The European Commission, which contributed $626 million to the Palestinians in 2008, indicated that a repeat seizure could affect donations.

"We are very concerned, but this is an isolated incident, we hope," said Alix de Mauny, an EC spokeswoman. "We will react accordingly if this develops beyond an isolated incident."

A donors conference is scheduled to be held in Cairo later this month.

The Hamas government demanded an "immediate apology" from the U.N. "for spreading false news," Hamas spokesman Taher Nunu said.

But Ahmad Kurd, the Hamas Minister of Social Affairs, did not deny the aid was seized, countering that the U.N. had been handing out relief to groups tied to Hamas' opponents.

"UNRWA did not do what it said it would do, and began distributing its aid to groups that tie their activities to political activism," Kurd said Wednesday.

U.N. officials said they distributed aid directly to residents according to a list compiled by community leaders.

Israeli officials routinely accuse the militant group of taking aid intended for needy Gazans.

"We know Hamas is stealing humanitarian aid and donations from international organizations," Israeli military spokesman Peter Lerner said.

But Gunness said it was the first time Hamas had seized UNRWA supplies since it took control of the territory in 2007, and that he hoped the seizure would not prevent the agency from working in Gaza.

Hamas officials said the U.N. was welcome to continue its operations.

Hamas is under pressure to provide aid to Gazans, who face more hardship than ever since Israel's devastating three-week military offensive that ended Jan. 18.

The operation, aimed at halting rocket fire from the territory, killed hundreds of civilians and left thousands destitute after their homes were damaged or destroyed.

Benjamin Netanyahu, the front-runner in Israel's upcoming election, said Wednesday that the offensive ended too soon and that Hamas - an "extremist fanatic regime" - must be ousted.

"There is no choice but to uproot the Iranian-backed regime in Gaza," Netanyahu said. But he stopped short of saying he would attack Gaza if he is elected Feb. 10.

The militant group's ability to provide aid to impoverished residents is crucial to maintaining support for its rule in the territory.
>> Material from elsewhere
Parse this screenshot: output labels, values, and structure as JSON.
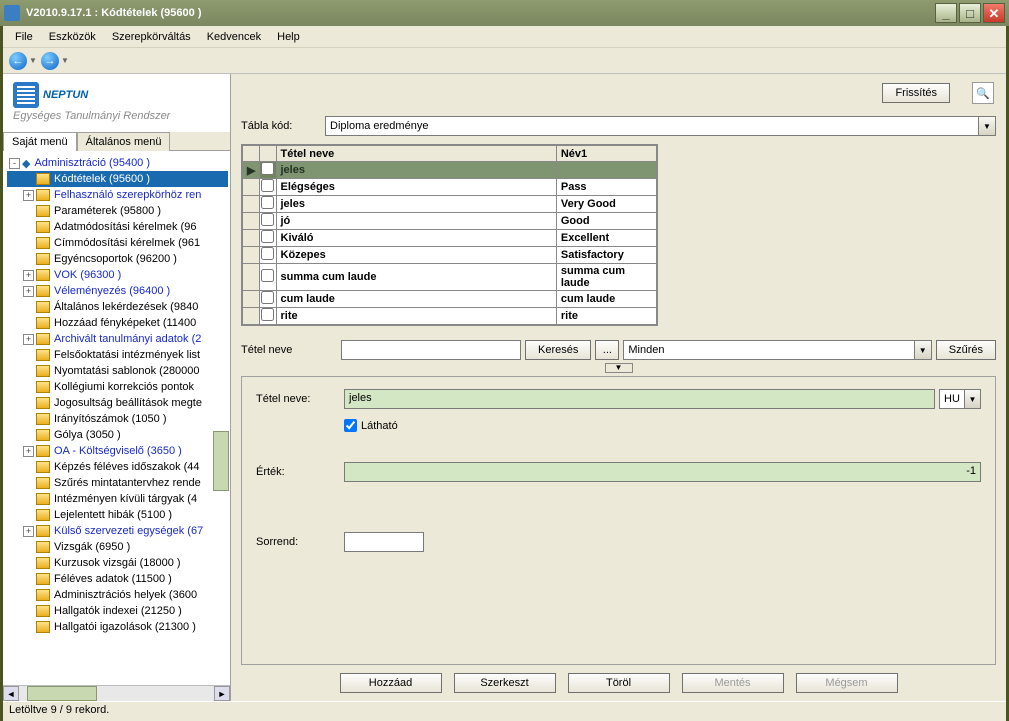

Kurd said the militant group had already distributed $50 million in emergency relief to residents and promised additional cash payments to hardship cases.

The rival Palestinian administration in the West Bank said it will donate $600 million to help Gaza residents rebuild their homes. In an effort to bypass Hamas, Palestinian Prime Minister Salam Fayyad said the money from Western donors would be channeled through commercial banks directly to recipients.

The moderate government of Fayyad and President Mahmoud Abbas lost control of Gaza to Hamas in 2007 but is eager to regain a role there.